Now visitor methods can access self.current_parent to get to the visited node's parent. It just costs us 3 lines of code - not much effort!

Python is a highly dynamic language, and much more interesting additions can be made with very small code changes - one example would be keeping a full stack of parents when traversing down into children. Don't forget that the whole NodeVisitor class is just 5 lines of code in 2 methods.

Can I generate C code back from the AST?

Yes! See the c-to-c.py example that's being distributed with pycparser starting with version 2.03.

Does pycparser support GNU/Visual C++ extensions?

Mostly no. pycparser only knows how to parse ISO C99, and doesn't support compiler-specific extensions. This is a deliberate decision, which favors the simplicity and maintainability of the parser over additional features.

Dedicated users should find it easy to extend pycparser to support any specific extension they're interested in. Actually, such projects already exist. See for example pycparserext by Andreas Klöckner, which extends pycparser to support GNU/GCC extensions.

What do I do about __attribute__?

__attribute__ is a compiler extension, so it's not really supported by pycparser.
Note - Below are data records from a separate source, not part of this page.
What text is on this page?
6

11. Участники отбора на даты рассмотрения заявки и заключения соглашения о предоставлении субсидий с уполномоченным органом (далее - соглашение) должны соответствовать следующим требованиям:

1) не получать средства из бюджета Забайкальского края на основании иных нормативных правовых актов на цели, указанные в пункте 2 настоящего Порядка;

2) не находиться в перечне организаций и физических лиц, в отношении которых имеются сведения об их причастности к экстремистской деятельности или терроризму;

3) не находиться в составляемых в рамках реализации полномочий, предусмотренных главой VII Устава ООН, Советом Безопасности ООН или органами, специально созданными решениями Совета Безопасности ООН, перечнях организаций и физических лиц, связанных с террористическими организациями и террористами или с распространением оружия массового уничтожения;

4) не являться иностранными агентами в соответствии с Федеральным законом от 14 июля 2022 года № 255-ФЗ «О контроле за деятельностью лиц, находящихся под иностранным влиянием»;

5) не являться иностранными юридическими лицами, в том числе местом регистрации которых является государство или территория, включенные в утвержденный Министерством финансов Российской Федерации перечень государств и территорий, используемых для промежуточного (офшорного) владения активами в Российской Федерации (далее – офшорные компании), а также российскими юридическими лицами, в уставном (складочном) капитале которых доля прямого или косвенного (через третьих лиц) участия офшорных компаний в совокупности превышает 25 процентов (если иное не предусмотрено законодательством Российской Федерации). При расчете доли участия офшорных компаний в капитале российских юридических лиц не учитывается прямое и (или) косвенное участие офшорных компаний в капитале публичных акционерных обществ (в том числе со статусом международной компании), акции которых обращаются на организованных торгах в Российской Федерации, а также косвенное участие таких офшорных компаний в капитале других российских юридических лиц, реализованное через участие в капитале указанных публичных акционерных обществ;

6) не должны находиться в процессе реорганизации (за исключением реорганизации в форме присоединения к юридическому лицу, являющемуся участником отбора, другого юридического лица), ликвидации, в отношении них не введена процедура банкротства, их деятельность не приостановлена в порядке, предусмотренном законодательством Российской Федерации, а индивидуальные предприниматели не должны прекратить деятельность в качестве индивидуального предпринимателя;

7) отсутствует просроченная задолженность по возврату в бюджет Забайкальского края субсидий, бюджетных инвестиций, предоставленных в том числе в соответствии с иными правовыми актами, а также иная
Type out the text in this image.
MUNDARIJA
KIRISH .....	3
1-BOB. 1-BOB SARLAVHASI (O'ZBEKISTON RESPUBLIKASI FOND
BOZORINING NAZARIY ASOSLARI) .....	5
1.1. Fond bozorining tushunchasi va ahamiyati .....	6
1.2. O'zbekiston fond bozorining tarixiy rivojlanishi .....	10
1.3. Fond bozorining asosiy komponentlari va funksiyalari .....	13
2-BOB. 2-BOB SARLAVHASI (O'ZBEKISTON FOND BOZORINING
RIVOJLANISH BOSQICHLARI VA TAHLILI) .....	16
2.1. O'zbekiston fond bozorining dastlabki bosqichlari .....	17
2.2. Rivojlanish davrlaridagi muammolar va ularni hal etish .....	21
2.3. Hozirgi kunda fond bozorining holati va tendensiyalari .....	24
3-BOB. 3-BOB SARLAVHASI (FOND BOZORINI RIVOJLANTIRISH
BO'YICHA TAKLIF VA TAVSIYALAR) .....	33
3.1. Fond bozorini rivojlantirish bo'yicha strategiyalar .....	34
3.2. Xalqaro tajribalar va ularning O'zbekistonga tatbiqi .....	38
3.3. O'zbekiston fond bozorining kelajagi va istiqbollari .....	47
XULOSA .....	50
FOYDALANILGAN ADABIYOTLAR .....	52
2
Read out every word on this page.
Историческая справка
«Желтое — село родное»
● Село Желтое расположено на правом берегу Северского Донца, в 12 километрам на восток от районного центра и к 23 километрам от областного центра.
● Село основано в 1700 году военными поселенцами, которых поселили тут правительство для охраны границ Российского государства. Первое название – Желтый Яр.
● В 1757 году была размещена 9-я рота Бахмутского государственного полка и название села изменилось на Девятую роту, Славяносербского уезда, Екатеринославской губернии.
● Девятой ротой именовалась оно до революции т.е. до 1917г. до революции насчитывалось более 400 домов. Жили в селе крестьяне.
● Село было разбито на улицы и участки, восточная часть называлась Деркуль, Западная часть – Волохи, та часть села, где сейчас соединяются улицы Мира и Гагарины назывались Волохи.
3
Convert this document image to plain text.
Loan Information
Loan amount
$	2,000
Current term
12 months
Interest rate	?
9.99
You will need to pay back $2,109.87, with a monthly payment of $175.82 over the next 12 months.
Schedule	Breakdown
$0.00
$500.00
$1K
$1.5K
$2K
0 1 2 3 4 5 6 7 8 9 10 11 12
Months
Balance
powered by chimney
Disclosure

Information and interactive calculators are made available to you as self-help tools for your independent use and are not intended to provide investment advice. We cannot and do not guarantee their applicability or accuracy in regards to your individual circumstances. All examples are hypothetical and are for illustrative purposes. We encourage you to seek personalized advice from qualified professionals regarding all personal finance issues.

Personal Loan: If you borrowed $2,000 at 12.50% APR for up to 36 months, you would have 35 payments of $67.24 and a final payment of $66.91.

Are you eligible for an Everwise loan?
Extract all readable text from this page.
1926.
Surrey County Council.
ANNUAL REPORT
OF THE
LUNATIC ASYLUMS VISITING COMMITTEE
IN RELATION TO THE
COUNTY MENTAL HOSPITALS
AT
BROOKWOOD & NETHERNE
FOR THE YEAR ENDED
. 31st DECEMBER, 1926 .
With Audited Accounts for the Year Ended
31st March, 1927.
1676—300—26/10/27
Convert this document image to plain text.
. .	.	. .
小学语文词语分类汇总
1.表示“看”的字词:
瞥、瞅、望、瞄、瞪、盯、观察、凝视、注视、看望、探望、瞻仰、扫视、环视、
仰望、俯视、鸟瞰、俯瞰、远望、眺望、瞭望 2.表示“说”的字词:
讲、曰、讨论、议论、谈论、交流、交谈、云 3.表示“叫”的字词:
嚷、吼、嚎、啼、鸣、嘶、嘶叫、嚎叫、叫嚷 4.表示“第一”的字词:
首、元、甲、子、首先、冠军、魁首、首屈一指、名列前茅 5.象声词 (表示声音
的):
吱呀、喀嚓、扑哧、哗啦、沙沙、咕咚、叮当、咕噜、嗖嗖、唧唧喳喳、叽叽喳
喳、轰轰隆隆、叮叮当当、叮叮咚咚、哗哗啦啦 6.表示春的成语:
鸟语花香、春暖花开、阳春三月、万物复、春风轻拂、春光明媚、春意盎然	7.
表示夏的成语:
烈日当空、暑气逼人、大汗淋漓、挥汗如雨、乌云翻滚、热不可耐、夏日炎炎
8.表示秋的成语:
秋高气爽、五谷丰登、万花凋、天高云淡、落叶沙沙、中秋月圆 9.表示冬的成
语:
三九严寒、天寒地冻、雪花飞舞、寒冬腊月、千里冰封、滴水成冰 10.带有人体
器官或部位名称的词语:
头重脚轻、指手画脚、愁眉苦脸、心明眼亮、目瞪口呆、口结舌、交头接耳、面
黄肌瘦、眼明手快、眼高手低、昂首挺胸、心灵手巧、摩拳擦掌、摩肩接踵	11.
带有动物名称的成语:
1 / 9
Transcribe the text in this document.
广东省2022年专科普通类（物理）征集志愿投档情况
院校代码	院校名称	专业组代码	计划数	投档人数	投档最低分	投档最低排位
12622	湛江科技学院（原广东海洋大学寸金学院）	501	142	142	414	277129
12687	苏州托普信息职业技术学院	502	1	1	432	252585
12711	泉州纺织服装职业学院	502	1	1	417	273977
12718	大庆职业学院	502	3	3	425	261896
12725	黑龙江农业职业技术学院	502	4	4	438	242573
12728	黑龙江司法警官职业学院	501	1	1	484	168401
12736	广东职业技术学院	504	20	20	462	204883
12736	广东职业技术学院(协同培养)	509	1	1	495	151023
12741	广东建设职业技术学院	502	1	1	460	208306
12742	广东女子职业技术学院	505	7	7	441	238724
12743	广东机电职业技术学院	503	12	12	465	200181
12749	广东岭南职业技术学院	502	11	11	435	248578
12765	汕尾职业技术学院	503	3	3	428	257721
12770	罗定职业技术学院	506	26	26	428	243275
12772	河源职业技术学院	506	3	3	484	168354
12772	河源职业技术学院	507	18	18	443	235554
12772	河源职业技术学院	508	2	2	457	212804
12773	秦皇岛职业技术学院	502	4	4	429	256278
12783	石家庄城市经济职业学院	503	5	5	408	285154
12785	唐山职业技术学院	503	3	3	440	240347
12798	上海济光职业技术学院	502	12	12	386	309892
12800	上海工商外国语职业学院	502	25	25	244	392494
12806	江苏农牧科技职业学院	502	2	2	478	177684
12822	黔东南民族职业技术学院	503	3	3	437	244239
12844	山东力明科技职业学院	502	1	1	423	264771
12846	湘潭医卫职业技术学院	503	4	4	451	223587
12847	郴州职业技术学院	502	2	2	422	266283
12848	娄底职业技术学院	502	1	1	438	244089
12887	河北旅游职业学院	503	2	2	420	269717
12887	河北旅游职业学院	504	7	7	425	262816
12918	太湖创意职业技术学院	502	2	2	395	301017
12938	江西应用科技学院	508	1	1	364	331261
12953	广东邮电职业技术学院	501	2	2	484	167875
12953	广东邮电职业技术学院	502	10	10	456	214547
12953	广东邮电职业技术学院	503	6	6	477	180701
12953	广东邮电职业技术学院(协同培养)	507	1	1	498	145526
However, unless you really need to parse the attribute itself, you can just pre-process it away by defining:

#define __attribute__(x)

And running the pre-processor before feeding the code to pycparser.

What do I do about __extension__?

Similarly to __attribute__, __extension__ is a compiler extension and isn't supported by pycparser. However, it's also easily ignored by defining:

#define __extension__

And running the pre-processor before feeding the code to pycparser. Note that this doesn't mean pycparser will parse actual GCC extensions (different syntaxes that are not part of the C99 standard but are supported by GCC).

What do I do about __asm__?

The __asm__ keyword might look more complex, since it can contain multiple lines of assembly, interleaved with variable names. But again, it ends up being a simple define:

#define __asm__(...)

What about parsing C++?

I have no intentions of expanding pycparser to support C++. If you need to parse C++ with Python, I suggest using Clang with its Python bindings. See this article for more details.